Индиец из складок своего плаща достал запечатанный конверт с готовым уже и надписанным адресом.
— Только, пожалуйста, — пояснил он, — не посылайте это письмо по городской почте в Сингапуре, а лучше всего отвезите сами. Может быть, вы и раскаиваться в этом не будете, — добавил как-то загадочно индиец.
Это удивило несколько Урвича.
— Почему же вы хотите, чтоб я непременно отвёз сам? — полюбопытствовал он.
— Потому, — ответил индиец, — что мне важно, чтобы это письмо не попало в руки англичан. Они, не стесняясь, прочитывают наши письма.
— Значит, в этом письме есть тайна, которую вы хотели бы скрыть от них?
— Да. И я надеюсь на благородство русского.
— Будьте покойны, — сказал Урвич, протянув индийцу руку. — Я даю вам слово, что передам письмо из рук в руки тому, кому оно адресовано.
— Благодарю вас!
Урвич достал свою визитную карточку и отдал её индийцу, с тем чтобы, в свою очередь, узнать и его имя, но этого не удалось ему.
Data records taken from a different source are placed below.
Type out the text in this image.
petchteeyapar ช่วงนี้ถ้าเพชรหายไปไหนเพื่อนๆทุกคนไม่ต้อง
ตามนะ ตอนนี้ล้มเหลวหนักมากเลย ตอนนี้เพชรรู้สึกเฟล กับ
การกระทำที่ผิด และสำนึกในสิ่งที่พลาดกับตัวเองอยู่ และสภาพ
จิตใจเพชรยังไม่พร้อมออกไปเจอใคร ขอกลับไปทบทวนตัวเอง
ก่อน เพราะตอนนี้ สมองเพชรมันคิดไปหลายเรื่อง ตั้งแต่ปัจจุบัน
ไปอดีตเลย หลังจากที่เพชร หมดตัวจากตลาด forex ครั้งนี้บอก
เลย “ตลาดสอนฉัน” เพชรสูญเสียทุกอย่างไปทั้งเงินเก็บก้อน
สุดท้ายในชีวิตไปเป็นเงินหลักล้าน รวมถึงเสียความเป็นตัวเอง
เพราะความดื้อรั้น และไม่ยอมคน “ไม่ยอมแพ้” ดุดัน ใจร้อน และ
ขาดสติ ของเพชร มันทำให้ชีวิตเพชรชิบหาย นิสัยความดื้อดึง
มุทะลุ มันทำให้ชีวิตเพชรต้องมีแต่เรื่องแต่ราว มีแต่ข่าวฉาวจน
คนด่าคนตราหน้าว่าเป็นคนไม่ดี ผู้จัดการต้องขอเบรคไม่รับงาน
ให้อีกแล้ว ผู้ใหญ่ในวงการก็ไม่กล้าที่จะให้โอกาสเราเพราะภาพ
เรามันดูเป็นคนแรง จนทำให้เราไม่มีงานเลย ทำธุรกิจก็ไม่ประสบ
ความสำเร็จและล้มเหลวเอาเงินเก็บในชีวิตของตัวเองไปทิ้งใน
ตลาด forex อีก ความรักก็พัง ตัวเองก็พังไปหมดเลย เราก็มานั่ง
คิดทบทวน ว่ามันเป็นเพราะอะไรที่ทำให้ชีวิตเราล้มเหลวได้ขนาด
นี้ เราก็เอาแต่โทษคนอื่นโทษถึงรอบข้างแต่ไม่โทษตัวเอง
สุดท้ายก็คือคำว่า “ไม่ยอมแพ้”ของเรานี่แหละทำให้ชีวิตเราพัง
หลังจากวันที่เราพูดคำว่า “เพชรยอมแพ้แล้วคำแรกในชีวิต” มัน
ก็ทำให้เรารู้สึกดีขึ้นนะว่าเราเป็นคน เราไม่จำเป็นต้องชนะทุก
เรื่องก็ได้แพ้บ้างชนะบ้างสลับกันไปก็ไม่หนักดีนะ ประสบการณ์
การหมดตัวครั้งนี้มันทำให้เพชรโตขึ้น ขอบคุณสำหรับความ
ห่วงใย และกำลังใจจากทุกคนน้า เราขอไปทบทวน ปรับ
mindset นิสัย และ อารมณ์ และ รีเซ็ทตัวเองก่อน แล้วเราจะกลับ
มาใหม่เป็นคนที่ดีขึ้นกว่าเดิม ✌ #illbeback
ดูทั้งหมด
— Поднять трап! — раздалась команда.
Индиец поспешил удалиться, иначе ему пришлось бы остаться на пароходе.
Урвич невольно остановился с письмом в руках в полном неведении, как зовут того, который дал ему такое до некоторой степени ответственное поручение.
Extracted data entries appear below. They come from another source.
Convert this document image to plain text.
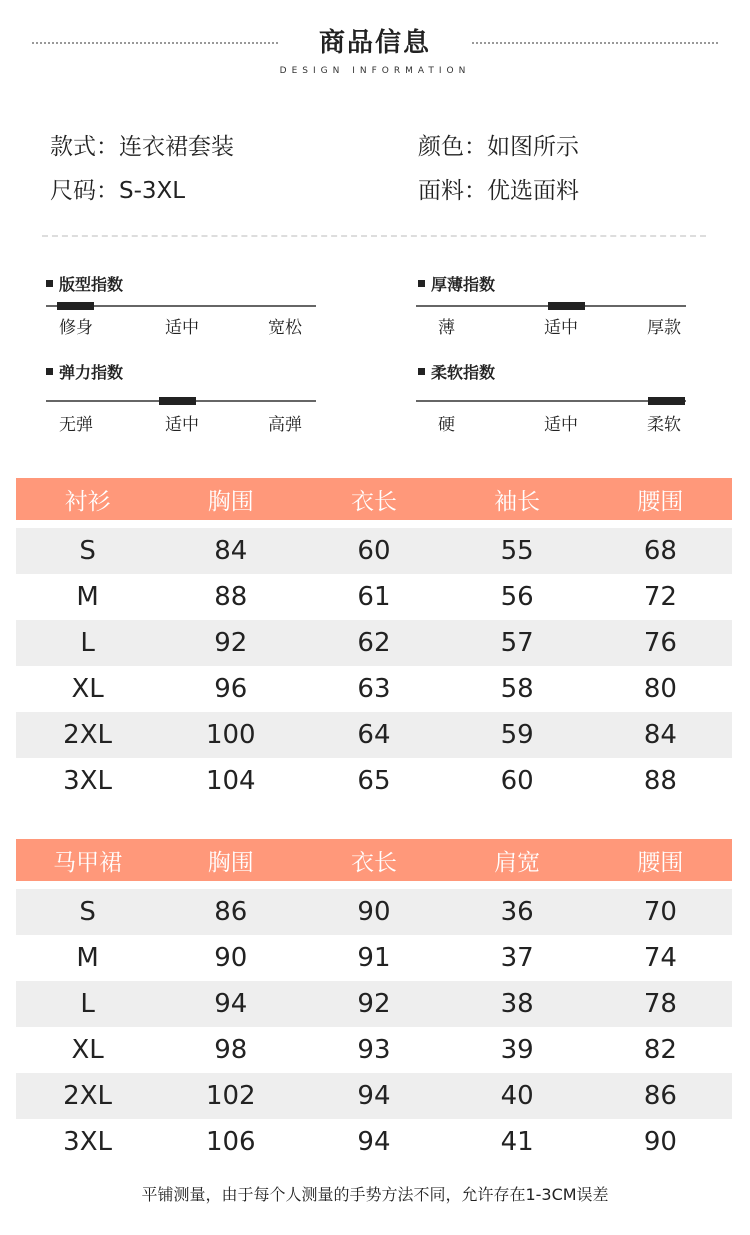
商品信息
DESIGN INFORMATION
款式：连衣裙套装	颜色：如图所示
尺码：S-3XL	面料：优选面料
版型指数
修身	适中	宽松
厚薄指数
薄	适中	厚款
弹力指数
无弹	适中	高弹
柔软指数
硬	适中	柔软
衬衫	胸围	衣长	袖长	腰围

S	84	60	55	68
M	88	61	56	72
L	92	62	57	76
XL	96	63	58	80
2XL	100	64	59	84
3XL	104	65	60	88
马甲裙	胸围	衣长	肩宽	腰围

S	86	90	36	70
M	90	91	37	74
L	94	92	38	78
XL	98	93	39	82
2XL	102	94	40	86
3XL	106	94	41	90
平铺测量，由于每个人测量的手势方法不同，允许存在1-3CM误差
Он перегнулся через планширь и крикнул отъезжавшему в лодке индийцу:
— А как ваше имя?
Индиец ответил ему что-то, но ветер отнёс его слова, и ничего нельзя было расслышать.
V
Урвич был уверен, что никто не заметил, как он разговаривал с индийцем, передавшим ему письмо, потому что все были заняты отходом парохода и смотрели на Коломбо, прощаясь с ним. Коломбо всем очень понравился и оставил очень приятное впечатление. Однако не успел Урвич отойти от планширя — к нему приблизился Бог знает откуда взявшийся Дьедонне.
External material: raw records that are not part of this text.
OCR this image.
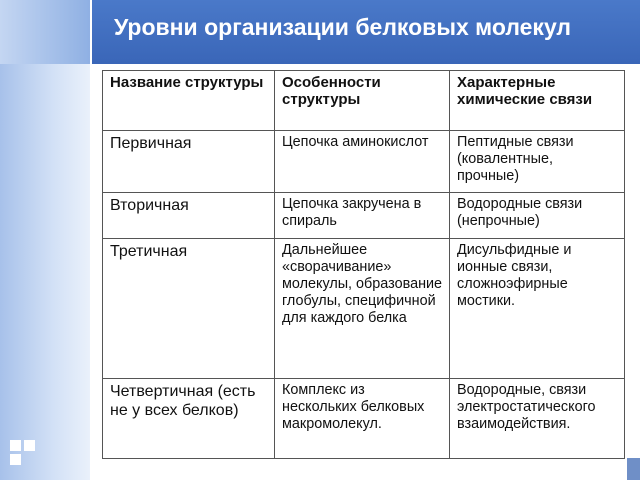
Уровни организации белковых молекул
Название структуры	Особенности структуры	Характерные химические связи
Первичная	Цепочка аминокислот	Пептидные связи (ковалентные, прочные)
Вторичная	Цепочка закручена в спираль	Водородные связи (непрочные)
Третичная	Дальнейшее «сворачивание» молекулы, образование глобулы, специфичной для каждого белка	Дисульфидные и ионные связи, сложноэфирные мостики.
Четвертичная (есть не у всех белков)	Комплекс из нескольких белковых макромолекул.	Водородные, связи электростатического взаимодействия.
— О чём это вы разговаривали с этим индийцем? — спросил он.
Урвич невольно посмотрел на него с удивлением. Нелюдимый француз, которому, казалось, до сих пор ни до чего не было дела, вдруг высказывал совсем, по-видимому, не свойственное ему любопытство.
— Не всё ли вам равно! — улыбнулся Урвич, решив, что рассказывать о письме не надо.
— Он поручил вам передать письмо в Сингапур?
— А вы почём знаете? — вырвалось невольно у Урвича. — Разве вы слышали?
Он голову мог дать на отсечение, что француза не было поблизости, когда индиец обратился к нему со своей просьбой.
«Как же он мог услыхать?»
Дьедонне словно понял недоумение Урвича, но никаких объяснений не дал.
— Жалкий народ эти индийцы! — сказал он только.
— Да, очень, — подтвердил Урвич.
Они поднялись на ют и, разговаривая, сели друг против друга на соломенные плетёные кресла, очень удобные, в особенности в жару.
— Вы подумайте только, — заговорил Дьедонне, словно давно уже у них с Урвичем существовало обыкновение сидеть так и вести беседу. — Вы подумайте только, ведь англичане держат Индию в полном рабстве. Индусы для них теперь — всё равно, что у вас были крепостные когда-то для помещиков. Они собирают с Индии непомерную дань, гнетут несчастных индийцев налогами, а сами благодушествуют и уверяют всех, что Англия — самая либеральная страна в свете. Либеральная — кто говорит, но только для самих англичан. Впрочем, они остальные нации и за людей не считают, а так — за каких-то тварей. К здешним индусам, с которых они дерут по две шкуры, относятся они, как к крысам — с гадливостью, с омерзением.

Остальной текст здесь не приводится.